Huntington Ingalls Industries soon will begin the daunting task of repairing the USS Fitzgerald, a U.S. Navy destroyer that was damaged in a June 17 collision with the merchant vessel ACX Crystal. Seven sailors died in the collision.
The guided-missile destroyer will be transported to the Pascagoula, Miss., shipyard of Ingalls Shipbuilding, a division of Newport News, Va.-based Huntington Ingalls.
“Ingalls and all of its employees regret the tragic circumstances that will bring the ship to Pascagoula,” said Ingalls Shipbuilding President Brian Cuccias. “But it is an honor and a privilege to work with the Navy to return the ship to the fleet in the shortest time possible.”
Although the Bath Iron Works division of General Dynamics built the USS Fitzgerald in 1993, the Navy said it chose Huntington Ingalls to repair the destroyer because its Pascagoula shipyard “has the available capacity to restore USS Fitzgerald to full operational status in the shortest period of time with minimal disruption to ongoing repair and new construction work.”
“Given the complexity of the work and the significant unknowns of the restoration, the Navy determined that only an Arleigh Burke-class shipbuilder could perform the effort,” the Navy’s U.S. Pacific Fleet said.

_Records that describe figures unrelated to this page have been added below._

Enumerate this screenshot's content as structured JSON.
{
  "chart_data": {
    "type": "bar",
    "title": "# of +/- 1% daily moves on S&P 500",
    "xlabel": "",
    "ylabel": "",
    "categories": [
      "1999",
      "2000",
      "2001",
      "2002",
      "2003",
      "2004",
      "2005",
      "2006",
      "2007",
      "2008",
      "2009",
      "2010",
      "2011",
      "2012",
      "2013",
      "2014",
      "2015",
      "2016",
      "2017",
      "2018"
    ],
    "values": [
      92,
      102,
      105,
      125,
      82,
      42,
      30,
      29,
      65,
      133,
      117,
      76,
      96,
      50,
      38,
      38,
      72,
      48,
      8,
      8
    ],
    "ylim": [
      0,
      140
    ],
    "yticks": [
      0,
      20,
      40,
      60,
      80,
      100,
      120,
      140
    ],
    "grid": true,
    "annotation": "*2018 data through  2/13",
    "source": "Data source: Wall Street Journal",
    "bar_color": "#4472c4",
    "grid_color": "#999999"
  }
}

Huntington Ingalls has a history of repairing damaged Navy ships, including the frigate USS Stark and USS Cole, the latter of which is a guided-missile destroyer in the same class as the Fitzgerald.
The 505-foot USS Fitzgerald currently resides at the U.S. Naval Ship Repair Facility and Japan Regional Maintenance Center in Yokosuka, Japan. The Navy said it is evaluating proposals for a contract to transport the USS Fitzgerald to the United States.
The USS Fitzgerald, named after the late Lt. William Fitzgerald for his heroism in the Vietnam War, “suffered damage on her starboard side above and below the waterline,” according to the Navy.
“Compartments that were affected include two berthing spaces, a radio room, a machinery space and various lockers, passageways and access trunks,” the Navy said.
In addition to repairing the collision damage, the Navy plans to have Huntington Ingalls implement “previously planned modernization efforts” that had been scheduled to take place in 2019.